Authorities tied Neves Valente, the suspect in the Brown University shooting that killed two students and wounded nine on December 13, to the murder of Loureiro after matching surveillance footage from both crime scenes showing the alleged gunman in the same clothing.
The connection was further solidified by license plate reader data and video from a car rental agency tracking Valente’s gray Nissan Sentra with Florida plates, which he allegedly used to travel between both crime scenes.
Loureiro was already a respected physicist from Portugal when he joined MIT in 2016 as a professor and quickly rose to become a full-time professor by 2021.
Last year, he became the director of the MIT Plasma Science and Fusion Center, one of the university’s largest laboratories with more than 250 full-time researchers.
Loureiro specialized in theoretical physics, meaning he used math and computer simulations to figure out how plasma behaves under extreme conditions.
Plasma is the fourth state of matter, different from solids, liquids, and gases, where heat is so intense that atoms lose their electrons and create a mix of positively charged ions and free electrons – a critical component of fusion technology.
The clean energy source essentially mimics the sun’s power on Earth, smashing lighter atoms such as hydrogen together to ‘fuse’ and form heavier atoms like helium in a process that unleashes massive amounts of energy.
Until his death, Loureiro and the PSFC team were working with the company Commonwealth Fusion Systems to build SPARC, a compact fusion reactor in Massachusetts designed to produce energy from fusing atoms, with operations expected to start in 2026.
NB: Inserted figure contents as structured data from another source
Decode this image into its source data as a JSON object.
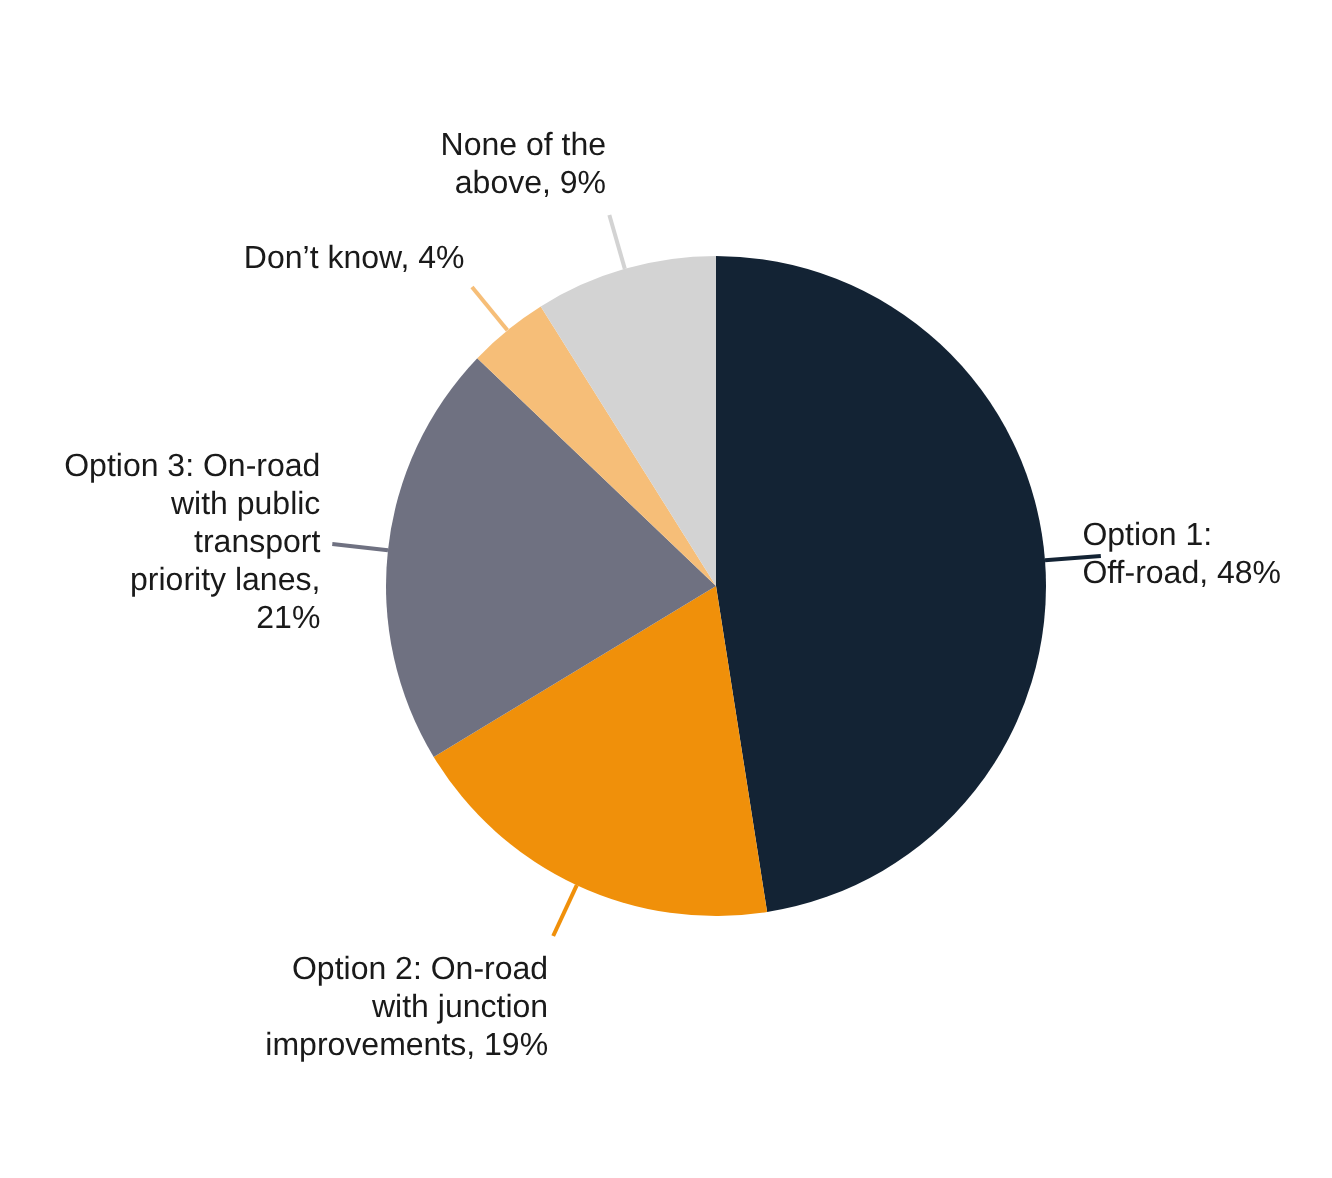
{
  "chart_data": {
    "type": "pie",
    "categories": [
      "Option 1: Off-road, 48%",
      "Option 2: On-road with junction improvements, 19%",
      "Option 3: On-road with public transport priority lanes, 21%",
      "Don’t know, 4%",
      "None of the above, 9%"
    ],
    "values": [
      48,
      19,
      21,
      4,
      9
    ],
    "colors": [
      "#132334",
      "#f0900a",
      "#6f7181",
      "#f6be78",
      "#d3d3d3"
    ],
    "legend": false
  }
}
They were also overseeing new projects like launching a special laboratory at PSFC to quickly test and develop tough materials that can handle the extreme heat and radiation inside future fusion reactors, helping make clean fusion power practical and safe.
Dennis Whyte, MIT’s Hitachi America Professor of Engineering, said: ‘His loss is immeasurable to our community at the PSFC, NSE [Department of Nuclear Science and Engineering] and MIT, and around the entire fusion and plasma research world.’
MIT has previously noted that more than $8billion has already been invested in the development of commercial fusion reactors, which could one day challenge the fossil fuel industry for dominance.
‘If you walked into a room of fusion scientists in 2018 or 2019 and said there were going to be fusion startups, and venture capital funding to the tune of $9 billion, you would have been laughed out of the room,’ Loureiro said in a statement two weeks ago.
Neves Valente and Loureiro previously attended the same academic program at a university in Portugal between 1995 and 2000.
Loureiro graduated from the physics program at Instituto Superior Técnico, Portugal’s premier engineering school, in 2000, according to his MIT faculty page.
That same year, Neves Valente was let go from a position at the Lisbon University, according to an archive of a termination notice from the school’s then-president in February 2000.
Neves Valente went to Brown on a student visa and eventually obtained legal permanent residence in the US in September 2017.
It was not immediately clear where he was between taking a leave of absence from the school in 2001 and getting the visa in 2017. His last known residence was in Miami.
After officials revealed the suspect’s identity, President Trump suspended the green card lottery program that allowed Neves Valente to stay in the US.
Authorities said that the suspected gunman’s original target was Loureiro, but it was unclear what his alleged motive was or what his relationship with Loureiro had been.